Steve Squyres, the Cornell University professor who led NASA’s overachieving Mars Exploration Rover program, did the planetary science community a tremendous service this past year by delivering a 10-year robotic exploration plan — “Vision and Voyages for Planetary Science in the Decade 2013-2022” — that embraces, rather than rejects, today’s budget outlook.
While that might seem like a small accomplishment, consider the 10-year plan for space-based Earth science research the U.S. National Research Council released at the start of 2007. Anticipating that the coming presidential election would install an administration supportive of climate change research, the Earth science decadal survey committee tasked NASA and the National Oceanic and Atmospheric Administration with undertaking 17 new climate observation missions by the early 2020s. NASA’s Earth science program did see a budget increase under the administration of President Barack Obama, but not the kind of robust growth assumed by the decadal survey, much to the disappointment of the Earth science community.

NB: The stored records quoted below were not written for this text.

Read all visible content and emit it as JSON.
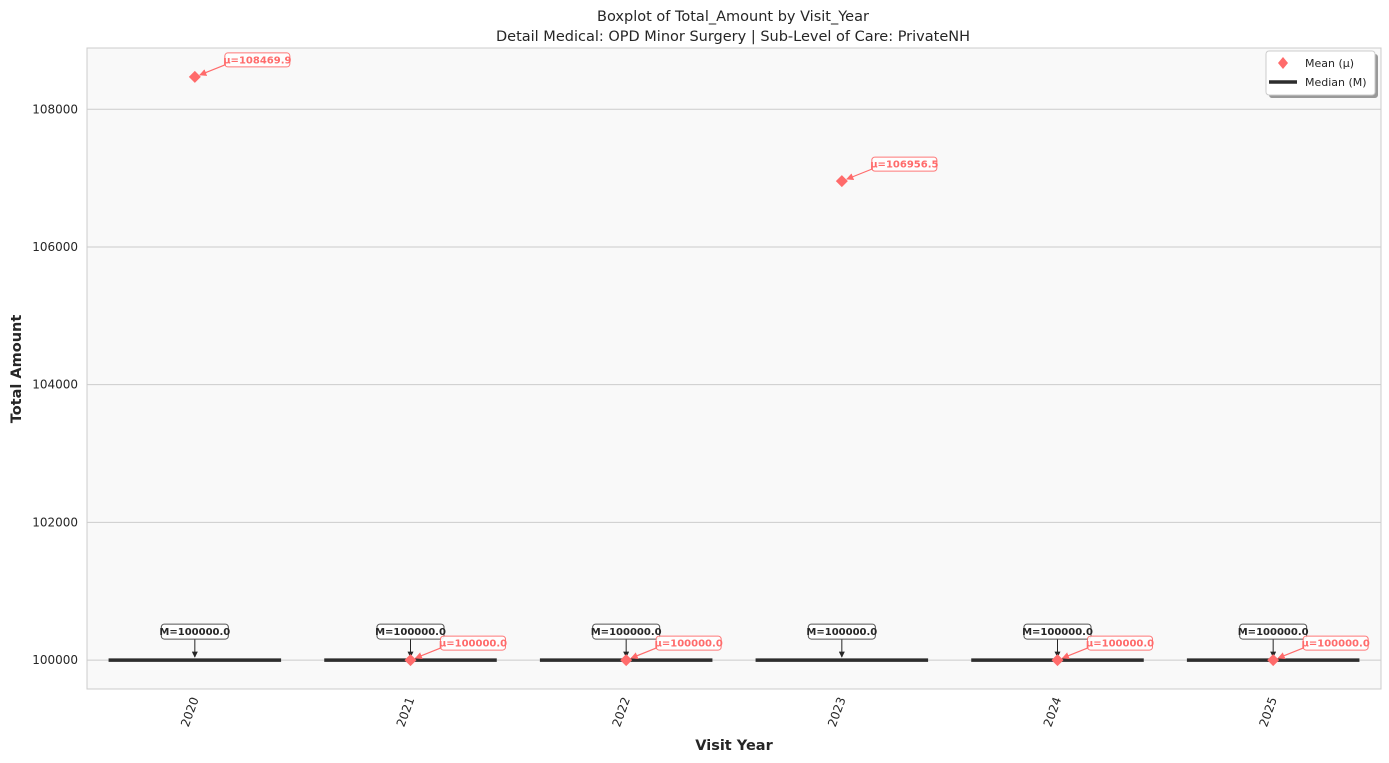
{
  "chart_data": {
    "type": "box",
    "title": "Boxplot of Total_Amount by Visit_Year",
    "subtitle": "Detail Medical: OPD Minor Surgery | Sub-Level of Care: PrivateNH",
    "xlabel": "Visit Year",
    "ylabel": "Total Amount",
    "categories": [
      "2020",
      "2021",
      "2022",
      "2023",
      "2024",
      "2025"
    ],
    "medians": [
      100000.0,
      100000.0,
      100000.0,
      100000.0,
      100000.0,
      100000.0
    ],
    "means": [
      108469.9,
      100000.0,
      100000.0,
      106956.5,
      100000.0,
      100000.0
    ],
    "median_labels": [
      "M=100000.0",
      "M=100000.0",
      "M=100000.0",
      "M=100000.0",
      "M=100000.0",
      "M=100000.0"
    ],
    "mean_labels": [
      "μ=108469.9",
      "μ=100000.0",
      "μ=100000.0",
      "μ=106956.5",
      "μ=100000.0",
      "μ=100000.0"
    ],
    "yticks": [
      100000,
      102000,
      104000,
      106000,
      108000
    ],
    "ytick_labels": [
      "100000",
      "102000",
      "104000",
      "106000",
      "108000"
    ],
    "ylim": [
      99580,
      108890
    ],
    "grid": "horizontal",
    "legend": {
      "position": "top-right",
      "entries": [
        "Mean (μ)",
        "Median (M)"
      ]
    },
    "colors": {
      "mean": "#ff6b6b",
      "median": "#2d2d2d",
      "plot_background": "#f9f9f9",
      "grid": "#cccccc"
    }
  }
}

Without a doubt, climate research has a leg up on planetary science when it comes to urgency; diagnosing the causes and consequences of global warming is rightfully of more immediate concern to policymakers and the public than reconnoitering Mars and rendezvousing with an asteroid.
Nevertheless, under Squyres’ leadership the planetary science decadal survey committee got it right when it presented NASA this past winter with a restrained plan that anointed one big-ticket priority — Mars sample return — and set guidelines for dealing with lower-than-expected budgets. As a result, planetary scientists are likely to be far better prepared for what looks to be an extended period of budgetary austerity than their counterparts in the Earth science community. NASA, meanwhile, is less likely to spend money up front studying missions that it won’t be able to afford in the long run.